Covert operations by their very definition have elements of deniability built into them, and it is not uncommon for countries, even if they are cooperating, to offer differing versions, targeted principally at their domestic audiences.
Zaw Htay had last night, in a Facebook post, denied that Indian troops had entered Myanmar's territory - an assertion he repeated today in the interview.
Senior Indian officials conceded that Myanmar was not just posturing but was unhappy over New Delhi's boast - even though it has not registered a formal protest yet, officials said.
The "triumphalism" on display, one senior diplomat familiar with Tuesday's operation said, "could make Myanmar think twice before agreeing to future operations."
Globally, covert operations in another country are rarely even made public, leave alone detailed or turned into a national spectacle, Happymon Jacob, international affairs expert at the Jawaharlal Nehru University, said.
"If you do not treat these things with a certain kind of secrecy and sensitivity, it could impact how Myanmar and other countries treat similar requests from India in the future," Jacob said. "What we've seen from Rathore and others is unwelcome, and a clear case of mismanagement by the government."
Myanmar shares "cordial relations" with India, Zaw Htay said, and would cooperate with India in tackling insurgents - but only on Indian territory.
"I want to iterate our policy that we never allow any foreign insurgents to target a neighbouring country from our territory, and we will cooperate with India," Zaw Htay said. "But I want to repeat, we will not allow foreign troops to enter our territory."
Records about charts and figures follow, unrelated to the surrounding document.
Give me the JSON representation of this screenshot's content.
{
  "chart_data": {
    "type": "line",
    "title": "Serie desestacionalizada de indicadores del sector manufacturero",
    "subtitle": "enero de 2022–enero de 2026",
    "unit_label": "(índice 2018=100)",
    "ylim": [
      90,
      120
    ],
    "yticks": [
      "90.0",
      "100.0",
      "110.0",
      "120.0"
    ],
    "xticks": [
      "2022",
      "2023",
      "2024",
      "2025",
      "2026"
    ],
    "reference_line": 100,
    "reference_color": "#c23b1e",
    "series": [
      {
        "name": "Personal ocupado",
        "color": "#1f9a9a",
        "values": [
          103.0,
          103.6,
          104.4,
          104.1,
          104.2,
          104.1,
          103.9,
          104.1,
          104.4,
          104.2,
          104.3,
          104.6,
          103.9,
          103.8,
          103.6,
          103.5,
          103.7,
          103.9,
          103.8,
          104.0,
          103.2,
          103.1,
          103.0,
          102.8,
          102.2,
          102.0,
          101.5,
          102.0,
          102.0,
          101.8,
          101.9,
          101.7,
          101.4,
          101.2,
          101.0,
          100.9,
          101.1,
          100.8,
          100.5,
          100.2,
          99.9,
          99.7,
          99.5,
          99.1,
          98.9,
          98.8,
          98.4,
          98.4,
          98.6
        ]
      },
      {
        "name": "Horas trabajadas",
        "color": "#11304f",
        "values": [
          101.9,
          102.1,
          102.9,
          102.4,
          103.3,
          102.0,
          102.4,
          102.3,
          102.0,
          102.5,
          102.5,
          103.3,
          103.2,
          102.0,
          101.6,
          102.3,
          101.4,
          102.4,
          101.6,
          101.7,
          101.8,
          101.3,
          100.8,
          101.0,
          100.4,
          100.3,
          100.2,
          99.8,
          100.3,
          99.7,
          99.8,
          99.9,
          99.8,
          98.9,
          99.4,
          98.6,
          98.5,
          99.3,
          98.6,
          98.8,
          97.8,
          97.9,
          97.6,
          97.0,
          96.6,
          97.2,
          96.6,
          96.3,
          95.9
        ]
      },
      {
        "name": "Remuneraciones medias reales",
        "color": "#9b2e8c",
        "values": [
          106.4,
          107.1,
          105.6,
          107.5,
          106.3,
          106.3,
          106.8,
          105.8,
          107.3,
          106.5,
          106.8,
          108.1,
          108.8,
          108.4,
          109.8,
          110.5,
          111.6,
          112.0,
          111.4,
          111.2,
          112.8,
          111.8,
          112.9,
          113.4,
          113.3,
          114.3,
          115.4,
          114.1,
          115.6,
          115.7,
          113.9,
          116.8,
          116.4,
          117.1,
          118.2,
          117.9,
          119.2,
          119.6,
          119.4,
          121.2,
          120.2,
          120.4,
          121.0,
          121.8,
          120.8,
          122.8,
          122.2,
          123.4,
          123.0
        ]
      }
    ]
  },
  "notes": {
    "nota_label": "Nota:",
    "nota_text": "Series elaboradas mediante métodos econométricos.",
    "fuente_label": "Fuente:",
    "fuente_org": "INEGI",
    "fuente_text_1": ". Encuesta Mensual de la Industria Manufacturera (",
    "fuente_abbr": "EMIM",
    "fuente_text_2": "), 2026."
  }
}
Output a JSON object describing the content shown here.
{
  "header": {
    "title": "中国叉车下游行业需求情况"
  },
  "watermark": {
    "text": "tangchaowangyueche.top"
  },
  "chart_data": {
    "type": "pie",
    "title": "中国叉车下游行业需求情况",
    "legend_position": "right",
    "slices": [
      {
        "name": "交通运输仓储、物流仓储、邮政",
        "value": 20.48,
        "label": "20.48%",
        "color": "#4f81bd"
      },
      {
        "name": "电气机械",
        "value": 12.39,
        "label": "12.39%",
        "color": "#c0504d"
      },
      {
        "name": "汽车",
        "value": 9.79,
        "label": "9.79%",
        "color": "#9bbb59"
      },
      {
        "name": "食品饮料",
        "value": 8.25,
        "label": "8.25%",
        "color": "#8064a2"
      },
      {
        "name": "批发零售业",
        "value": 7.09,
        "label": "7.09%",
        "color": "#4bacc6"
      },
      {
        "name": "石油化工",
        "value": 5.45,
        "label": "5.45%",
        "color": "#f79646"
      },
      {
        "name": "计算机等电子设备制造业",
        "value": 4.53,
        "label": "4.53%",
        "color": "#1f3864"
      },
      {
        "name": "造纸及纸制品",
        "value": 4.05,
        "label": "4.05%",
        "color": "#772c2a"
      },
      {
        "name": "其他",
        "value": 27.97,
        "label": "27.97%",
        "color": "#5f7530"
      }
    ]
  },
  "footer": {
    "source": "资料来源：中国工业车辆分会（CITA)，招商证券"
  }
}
Camps of insurgent groups from northeastern India are said to have cropped up in Myanmar in districts bordering India where the military junta has limited control. In the past, the two nations have held joint operations against militants, and since May 2014, shared real-time intelligence under a pact inked in the dying days of the Manmohan Singh government.
Myanmar's cooperation is critical, Bibhu Prasad Routray, former member of the National Security Council Secretariat said.
"You're handicapped without that cooperation, as we have been often with Myanmar," Routray said.
But New Delhi's drum-beating over the past two days appears to have nudged the notoriously reticent Myanmar government into publicly distancing itself from India's version of events on Tuesday.
Zaw Htay said India had "committed" before the operation to carry out strikes only in its own territory.
"The Indian ambassador (Gautam Mukhopadhyay) committed to our deputy foreign minister on June 9 that the operation would be restricted to Indian territory," Zaw Htay said. "We told India our position on not allowing foreign troops, and India agreed to abide by our requirement."
The suggestions from Rathore and Parrikar that a raid like Tuesday's could be replicated in Pakistan also reflect poor strategy for a neighbourhood where India will need cooperation to battle terrorism, Jacob said.
"First, whether or not Myanmar gave us permission to enter its territory, Pakistan certainly won't," Jacob said. "And if indeed the government is keeping the option of covert operations in Pakistan open, you simply don't advertise that."